Olursa bu kadar rastlantı olur yani! Haber, tam da 1 Mayıs 1979 günü, Metal İşçileri Sendikası’nın Vila Euclides stadyumundaki ünlü mitinginin ortasında gelmişti. Bir anda yaklaşık yüz bin işçi ayağa kalktı ve coşkuyla alkışlamaya başladı. Evet, belki birinin ölümünden bu kadar sevinç duymak biraz zalimceydi ama eh, ölen de az değildi hani!
Sergio Paranhos Fleury… Bir polis müdürü. Ama daha önemlisi, askeri diktatörlük yıllarında kötü şöhretiyle tanınan “Brezilya Siyasi ve Sosyal Düzen Departmanı”nın (DOPS) şefiydi o. Böyle ‘Departman’ gibi sözcüklerle söylenince kibar ve temiz duruyor sanki ama aslında bahsedilen şey, bir mezbahadan ibaret. Onlarca devrimcinin ve muhalifin katledildiği bir işkencehane…
Doğuştan polis ve katil
Carlos Marighella’nın da katili olan Fleury, Rio de Janeiro’da, bir adli tabibin oğlu olarak dünyaya gelmişti ama sanki genlerinde polislik varmış gibi daha 17 yaşındayken yedek memur olarak Emniyet teşkilatına alınmayı başarmış ve Sao Paulo’daki DOPS içinde hızla yükselmişti.

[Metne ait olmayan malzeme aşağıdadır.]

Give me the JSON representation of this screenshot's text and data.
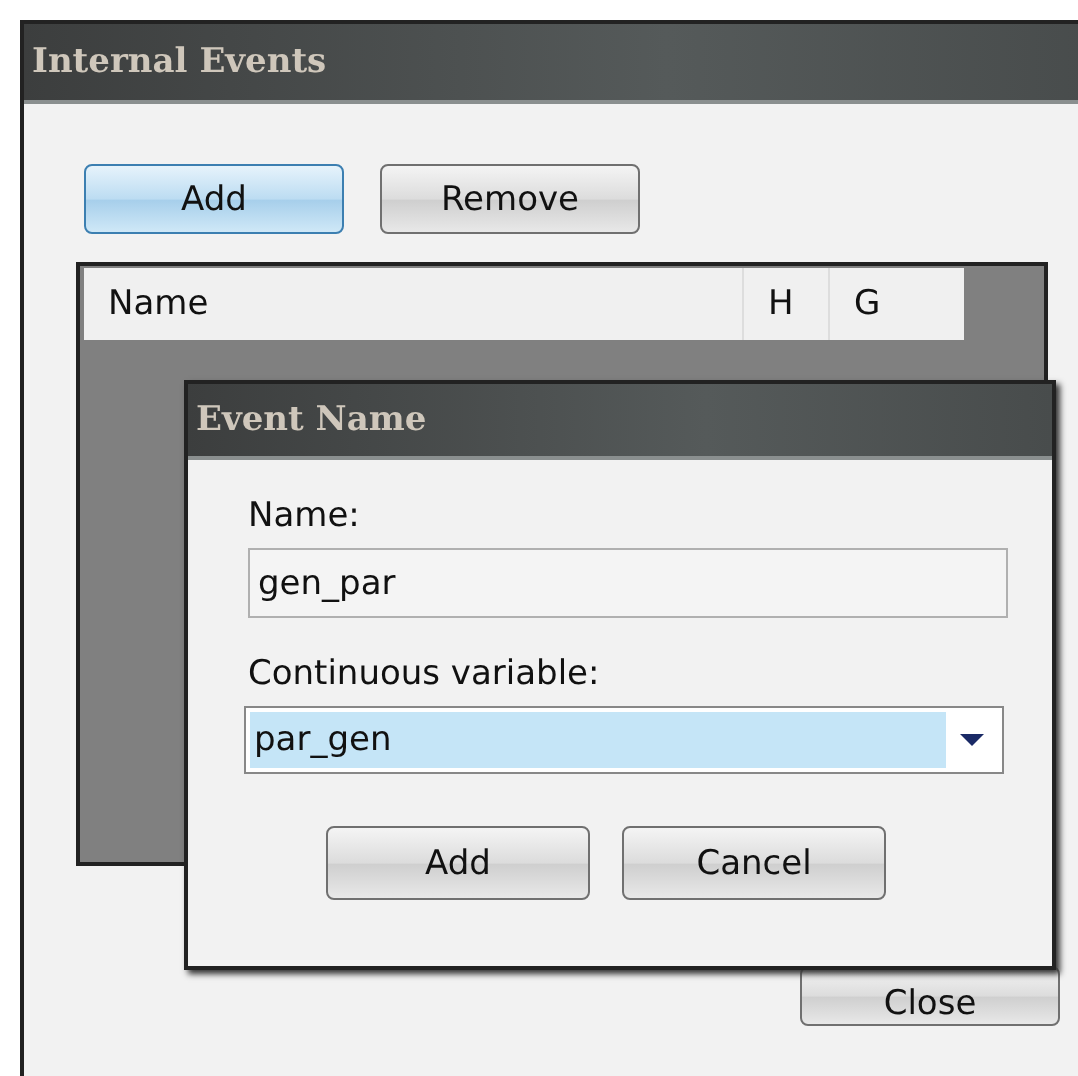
{
  "window": {
    "title": "Internal Events"
  },
  "toolbar_buttons": [
    {
      "label": "Add",
      "default": true
    },
    {
      "label": "Remove",
      "default": false
    }
  ],
  "table": {
    "columns": [
      "Name",
      "H",
      "G"
    ]
  },
  "close_button": {
    "label": "Close"
  },
  "dialog": {
    "title": "Event Name",
    "name_field": {
      "label": "Name:",
      "value": "gen_par"
    },
    "variable_combo": {
      "label": "Continuous variable:",
      "value": "par_gen",
      "selected": true
    },
    "buttons": [
      {
        "label": "Add",
        "default": false
      },
      {
        "label": "Cancel",
        "default": false
      }
    ]
  }
}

Önceleri gece devriyesindeydi. 1958’de, en azgın memurları etrafına toplayıp bir ekibin başına geçti ve daha o günlerden adli suçlulara yönelik infazlarıyla tanındı. Ama asıl şöhreti, 1964’teki askeri darbeden sonraki yıllarda silahlı sol örgütlere karşı bir ekibin şefliğine getirilmesiyle yakaladı.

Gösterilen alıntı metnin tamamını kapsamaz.